Priebus, 40, who was elected to another two-year term in January, said that the committee was working to remedy that by becoming involved in diverse communities throughout the nation.
"The things that we're trying to do very differently sound reasonable and intelligent — but I can promise you, that's what's not been going on — is we’re putting in place in as many communities as possible … long-term, full-time engagement in African-American, Hispanic, and Asian communities across the country.
"We've also got to be in every battleground state nonstop — and I think that's where we've been getting killed," Priebus added. "We've got a $35 million data upgrade in helping us speak to and identify and segment different voter communities."
The improved database, along with an emphasis on greater minority and community outreach, were among the recommendations in a study released last year
by the RNC of what went wrong during the 2012 presidential election.
Huckabee, a 2012 presidential contender, devoted Saturday's program to a discussion of issues affecting the GOP and how it could win the Senate in this fall's congressional elections and the White House in 2016. Those included diversity, Obamacare, and social issues.
Priebus told Huckabee that the RNC was working make minorities more visible in the party.
"We've done a great job in getting Hispanic governors, African-American senators exposed," he said.
Priebus was referring to Govs.

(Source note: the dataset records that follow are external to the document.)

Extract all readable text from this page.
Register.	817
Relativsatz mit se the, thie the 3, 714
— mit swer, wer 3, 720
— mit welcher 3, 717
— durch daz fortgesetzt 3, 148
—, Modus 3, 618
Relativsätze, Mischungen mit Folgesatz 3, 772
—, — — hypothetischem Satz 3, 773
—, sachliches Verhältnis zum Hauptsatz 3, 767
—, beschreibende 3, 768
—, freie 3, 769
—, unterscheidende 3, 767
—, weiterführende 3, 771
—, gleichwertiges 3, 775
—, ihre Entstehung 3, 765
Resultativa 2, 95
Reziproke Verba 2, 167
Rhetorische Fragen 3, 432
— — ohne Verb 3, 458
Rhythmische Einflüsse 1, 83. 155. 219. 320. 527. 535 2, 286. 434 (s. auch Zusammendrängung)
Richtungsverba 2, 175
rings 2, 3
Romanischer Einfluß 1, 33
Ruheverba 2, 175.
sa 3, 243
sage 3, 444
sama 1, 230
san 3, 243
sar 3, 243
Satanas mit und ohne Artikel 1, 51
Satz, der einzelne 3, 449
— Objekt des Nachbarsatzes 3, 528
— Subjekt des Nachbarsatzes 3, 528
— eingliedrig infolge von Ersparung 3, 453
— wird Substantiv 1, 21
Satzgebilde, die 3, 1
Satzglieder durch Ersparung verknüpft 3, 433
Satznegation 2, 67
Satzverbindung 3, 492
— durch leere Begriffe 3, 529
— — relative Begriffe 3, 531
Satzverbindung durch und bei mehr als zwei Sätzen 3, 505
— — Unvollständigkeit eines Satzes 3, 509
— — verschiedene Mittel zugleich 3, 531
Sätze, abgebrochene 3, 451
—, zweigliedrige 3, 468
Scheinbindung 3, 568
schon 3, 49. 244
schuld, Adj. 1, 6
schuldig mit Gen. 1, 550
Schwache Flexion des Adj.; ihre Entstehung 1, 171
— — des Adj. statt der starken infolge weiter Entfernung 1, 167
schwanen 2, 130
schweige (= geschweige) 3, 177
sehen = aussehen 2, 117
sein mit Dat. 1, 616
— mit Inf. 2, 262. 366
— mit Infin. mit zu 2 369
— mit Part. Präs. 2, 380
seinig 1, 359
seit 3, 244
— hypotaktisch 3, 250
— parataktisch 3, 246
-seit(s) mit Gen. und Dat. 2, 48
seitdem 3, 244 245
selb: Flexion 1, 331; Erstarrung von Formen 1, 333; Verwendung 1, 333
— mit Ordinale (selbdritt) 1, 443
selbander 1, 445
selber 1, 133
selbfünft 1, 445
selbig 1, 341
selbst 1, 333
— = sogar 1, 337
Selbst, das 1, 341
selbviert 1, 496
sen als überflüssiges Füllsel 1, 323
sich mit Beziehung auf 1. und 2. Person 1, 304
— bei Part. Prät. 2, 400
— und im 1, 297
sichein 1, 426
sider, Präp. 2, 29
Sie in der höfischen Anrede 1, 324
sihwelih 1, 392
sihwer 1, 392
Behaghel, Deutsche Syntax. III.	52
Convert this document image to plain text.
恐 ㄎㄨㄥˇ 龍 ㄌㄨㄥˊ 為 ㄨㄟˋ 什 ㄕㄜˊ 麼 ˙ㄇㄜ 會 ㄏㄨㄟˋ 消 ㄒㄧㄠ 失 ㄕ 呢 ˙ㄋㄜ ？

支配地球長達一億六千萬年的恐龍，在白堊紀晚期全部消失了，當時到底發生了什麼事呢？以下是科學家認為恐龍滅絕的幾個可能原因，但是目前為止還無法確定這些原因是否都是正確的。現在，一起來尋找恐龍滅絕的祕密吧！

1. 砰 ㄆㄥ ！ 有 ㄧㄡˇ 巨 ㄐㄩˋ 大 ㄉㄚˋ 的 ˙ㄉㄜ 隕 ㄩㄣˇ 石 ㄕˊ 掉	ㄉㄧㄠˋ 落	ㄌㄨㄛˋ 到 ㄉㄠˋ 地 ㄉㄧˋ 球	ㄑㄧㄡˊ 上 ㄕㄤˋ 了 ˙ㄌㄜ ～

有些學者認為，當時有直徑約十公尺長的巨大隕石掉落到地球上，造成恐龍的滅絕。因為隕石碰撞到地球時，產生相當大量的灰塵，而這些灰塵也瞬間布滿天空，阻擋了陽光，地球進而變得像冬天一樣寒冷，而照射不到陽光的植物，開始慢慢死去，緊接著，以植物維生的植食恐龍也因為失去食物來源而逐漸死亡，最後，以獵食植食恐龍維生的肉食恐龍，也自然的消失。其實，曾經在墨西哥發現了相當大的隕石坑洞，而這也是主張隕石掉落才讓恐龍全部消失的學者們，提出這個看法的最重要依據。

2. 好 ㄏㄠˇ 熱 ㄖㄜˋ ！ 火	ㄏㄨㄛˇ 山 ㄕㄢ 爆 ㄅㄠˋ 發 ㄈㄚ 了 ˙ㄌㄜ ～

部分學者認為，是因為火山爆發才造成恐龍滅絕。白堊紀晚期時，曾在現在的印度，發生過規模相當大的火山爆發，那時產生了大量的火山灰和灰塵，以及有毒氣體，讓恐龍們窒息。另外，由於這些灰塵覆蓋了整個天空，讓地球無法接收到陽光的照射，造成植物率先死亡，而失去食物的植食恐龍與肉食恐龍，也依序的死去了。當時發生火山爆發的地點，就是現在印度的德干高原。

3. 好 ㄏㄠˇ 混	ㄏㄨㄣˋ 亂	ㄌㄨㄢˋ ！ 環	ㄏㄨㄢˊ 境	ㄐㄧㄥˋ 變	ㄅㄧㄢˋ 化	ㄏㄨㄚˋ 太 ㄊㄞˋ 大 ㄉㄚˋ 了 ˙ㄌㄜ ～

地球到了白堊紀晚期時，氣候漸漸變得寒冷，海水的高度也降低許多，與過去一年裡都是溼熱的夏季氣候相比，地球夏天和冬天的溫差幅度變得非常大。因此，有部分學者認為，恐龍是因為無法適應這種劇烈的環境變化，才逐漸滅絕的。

Susana Martinez of New Mexico and Brian Sandoval of Nevada — and Sen. Tim Scott of South Carolina, the only black Republican in the upper chamber of Congress.
"But you know what? We've done a lousy job bragging about it — and we've got to do better," Priebus said.
The chairman also emphasized the changes that the RNC discussed
at its January meeting, including moving the party's convention to June and shortening the calendar for presidential primaries in 2016.
Priebus also named a panel to study cutting the number of debates from the record 22 before Mitt Romney was nominated in 2012. The panel is expected to recommend that no more than eight debates be held for 2016.
The issue is expected to be address at the RNC's spring meeting in Memphis, Tenn.
"I just think six months of slicing and dicing ourselves in front of the general public and the liberal media is a joke," Priebus told Huckabee. "I believe that having 23 debates and a traveling circus in front of liberal moderators is another joke that is going to come to an end.
"We're going to reduce the number of debates — and by the way, we're going to pick the moderators and debate partners, not the other way around," he added. "That's something we have to change in our party."